= Historia Francorum abbreviata =

The Historia Francorum abbreviata ('Abbreviated History of the Franks') is a Latin chronicle of Francia covering the years 680–898. It consists mainly of extracts from the Annals of Fulda with a few sparse additions. The chronology of the work, however, is defective. For example, it moves events from 855 to 856.

Georg Pertz notes only two sentences in the chronicle that are unique to it. Under the year 749, it states that "Pippin remained in the kingdom together with his brother Grifo, and they managed the affairs of the kingdom very well" (Pipinus remansit in regno una cum fratre Griphone, et rem regni optime gesserunt).
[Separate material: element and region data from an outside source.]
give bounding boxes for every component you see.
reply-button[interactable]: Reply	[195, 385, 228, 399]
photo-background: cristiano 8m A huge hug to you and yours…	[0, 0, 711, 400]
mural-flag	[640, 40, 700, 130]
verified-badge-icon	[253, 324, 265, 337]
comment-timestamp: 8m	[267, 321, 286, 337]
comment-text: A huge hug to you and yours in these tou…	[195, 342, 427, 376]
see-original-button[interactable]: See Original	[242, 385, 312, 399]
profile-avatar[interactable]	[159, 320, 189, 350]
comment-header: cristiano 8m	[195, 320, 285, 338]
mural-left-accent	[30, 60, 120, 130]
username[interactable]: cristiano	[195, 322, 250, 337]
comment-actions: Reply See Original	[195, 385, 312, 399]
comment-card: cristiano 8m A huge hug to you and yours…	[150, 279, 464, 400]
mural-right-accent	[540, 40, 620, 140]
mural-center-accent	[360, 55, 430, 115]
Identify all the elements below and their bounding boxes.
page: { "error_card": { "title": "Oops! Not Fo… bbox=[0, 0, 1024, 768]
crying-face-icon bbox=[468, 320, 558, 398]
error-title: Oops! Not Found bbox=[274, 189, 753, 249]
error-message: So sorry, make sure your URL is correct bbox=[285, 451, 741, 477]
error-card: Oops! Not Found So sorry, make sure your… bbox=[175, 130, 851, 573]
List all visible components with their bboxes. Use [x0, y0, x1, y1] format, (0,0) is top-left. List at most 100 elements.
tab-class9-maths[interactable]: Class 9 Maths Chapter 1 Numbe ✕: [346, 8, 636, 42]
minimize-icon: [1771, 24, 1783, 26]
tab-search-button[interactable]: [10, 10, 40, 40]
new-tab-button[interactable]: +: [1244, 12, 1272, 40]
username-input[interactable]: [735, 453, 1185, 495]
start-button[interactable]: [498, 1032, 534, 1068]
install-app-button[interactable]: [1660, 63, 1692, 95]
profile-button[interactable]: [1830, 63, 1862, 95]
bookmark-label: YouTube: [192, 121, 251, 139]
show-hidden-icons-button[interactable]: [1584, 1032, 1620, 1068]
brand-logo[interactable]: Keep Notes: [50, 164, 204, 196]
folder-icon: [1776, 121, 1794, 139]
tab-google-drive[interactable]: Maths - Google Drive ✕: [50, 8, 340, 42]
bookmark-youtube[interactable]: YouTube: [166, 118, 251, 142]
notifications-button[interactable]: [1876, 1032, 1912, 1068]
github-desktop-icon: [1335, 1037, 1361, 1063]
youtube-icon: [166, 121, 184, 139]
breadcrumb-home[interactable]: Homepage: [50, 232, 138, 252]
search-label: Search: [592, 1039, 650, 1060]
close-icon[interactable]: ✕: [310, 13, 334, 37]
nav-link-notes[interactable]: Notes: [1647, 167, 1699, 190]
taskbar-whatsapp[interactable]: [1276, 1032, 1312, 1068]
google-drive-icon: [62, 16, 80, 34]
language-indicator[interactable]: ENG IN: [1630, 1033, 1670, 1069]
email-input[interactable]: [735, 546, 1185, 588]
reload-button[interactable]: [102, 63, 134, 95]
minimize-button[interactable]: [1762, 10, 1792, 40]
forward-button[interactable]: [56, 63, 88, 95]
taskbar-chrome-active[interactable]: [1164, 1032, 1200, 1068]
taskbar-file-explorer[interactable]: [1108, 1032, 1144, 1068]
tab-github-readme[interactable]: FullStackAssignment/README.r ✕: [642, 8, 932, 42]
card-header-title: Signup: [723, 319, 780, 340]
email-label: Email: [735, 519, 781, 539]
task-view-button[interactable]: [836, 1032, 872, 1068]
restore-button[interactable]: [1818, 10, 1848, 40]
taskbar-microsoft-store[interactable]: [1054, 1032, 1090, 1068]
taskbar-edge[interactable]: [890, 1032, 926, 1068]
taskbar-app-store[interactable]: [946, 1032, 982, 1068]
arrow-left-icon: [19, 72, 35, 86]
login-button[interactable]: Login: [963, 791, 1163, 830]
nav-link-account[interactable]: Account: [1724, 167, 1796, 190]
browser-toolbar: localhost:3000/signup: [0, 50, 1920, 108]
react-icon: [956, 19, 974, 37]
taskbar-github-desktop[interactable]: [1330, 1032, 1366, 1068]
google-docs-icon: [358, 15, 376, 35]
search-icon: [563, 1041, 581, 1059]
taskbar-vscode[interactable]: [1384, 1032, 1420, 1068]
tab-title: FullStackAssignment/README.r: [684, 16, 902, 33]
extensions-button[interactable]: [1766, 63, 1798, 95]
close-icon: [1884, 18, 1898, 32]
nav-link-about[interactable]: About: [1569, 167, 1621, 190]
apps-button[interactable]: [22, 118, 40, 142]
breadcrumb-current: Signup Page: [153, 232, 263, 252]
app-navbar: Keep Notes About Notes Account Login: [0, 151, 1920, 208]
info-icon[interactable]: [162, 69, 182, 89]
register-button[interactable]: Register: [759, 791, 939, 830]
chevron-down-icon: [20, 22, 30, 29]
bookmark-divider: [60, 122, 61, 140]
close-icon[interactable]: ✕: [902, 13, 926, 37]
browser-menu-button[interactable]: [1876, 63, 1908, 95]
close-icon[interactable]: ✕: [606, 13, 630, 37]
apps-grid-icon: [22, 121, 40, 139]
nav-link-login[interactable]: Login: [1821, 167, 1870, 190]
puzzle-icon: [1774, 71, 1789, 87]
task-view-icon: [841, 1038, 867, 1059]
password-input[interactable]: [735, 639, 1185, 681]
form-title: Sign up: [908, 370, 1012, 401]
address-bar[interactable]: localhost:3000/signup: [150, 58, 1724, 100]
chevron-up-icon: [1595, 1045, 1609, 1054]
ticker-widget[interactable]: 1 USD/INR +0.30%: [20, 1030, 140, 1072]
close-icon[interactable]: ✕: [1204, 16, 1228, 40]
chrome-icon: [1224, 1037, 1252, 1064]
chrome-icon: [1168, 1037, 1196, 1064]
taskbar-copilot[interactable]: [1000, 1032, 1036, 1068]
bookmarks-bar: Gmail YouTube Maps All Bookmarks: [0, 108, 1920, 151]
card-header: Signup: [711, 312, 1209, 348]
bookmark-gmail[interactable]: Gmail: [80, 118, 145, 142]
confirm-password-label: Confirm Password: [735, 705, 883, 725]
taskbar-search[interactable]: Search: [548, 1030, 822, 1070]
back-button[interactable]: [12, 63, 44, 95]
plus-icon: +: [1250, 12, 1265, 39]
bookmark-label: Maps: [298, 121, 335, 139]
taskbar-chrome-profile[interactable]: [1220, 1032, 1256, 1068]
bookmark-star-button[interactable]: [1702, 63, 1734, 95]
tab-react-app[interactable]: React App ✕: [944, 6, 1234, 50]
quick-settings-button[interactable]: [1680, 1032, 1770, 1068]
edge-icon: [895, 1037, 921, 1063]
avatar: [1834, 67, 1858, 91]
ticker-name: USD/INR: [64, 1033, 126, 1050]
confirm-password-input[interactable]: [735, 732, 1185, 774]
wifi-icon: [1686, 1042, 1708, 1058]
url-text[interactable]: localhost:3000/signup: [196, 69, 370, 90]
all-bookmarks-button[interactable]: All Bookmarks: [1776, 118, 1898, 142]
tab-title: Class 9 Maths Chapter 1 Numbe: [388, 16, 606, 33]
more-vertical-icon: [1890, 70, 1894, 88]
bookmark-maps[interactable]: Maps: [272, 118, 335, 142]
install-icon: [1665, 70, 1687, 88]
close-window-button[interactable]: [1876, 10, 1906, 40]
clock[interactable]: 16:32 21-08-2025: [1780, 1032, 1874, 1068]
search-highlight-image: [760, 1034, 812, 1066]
Under 878, after describing a pestilence that struck cattle and humans in Germany, it states that "the Slavs, Dalmatians, Sorbs and Bohemians are the same" (Slavi Dalmatae Soavi [Sorabi] Bohemi idem sunt). Unlike its source, the Historia describes a celestial phenomenon in 840 as "small starlike fires" (igniculi similes stellis), which Umberto Dall'Olmo takes to be a meteor shower.

The Historia was first published in the 17th century by André Duchesne based on a copy made by Gabriel Naudé from a manuscript in Rome. The supposed compiler of the work, Petrus Bibliothecarius ('Peter the Librarian'), is otherwise unknown. He is generally presumed to have been active in the late 9th century.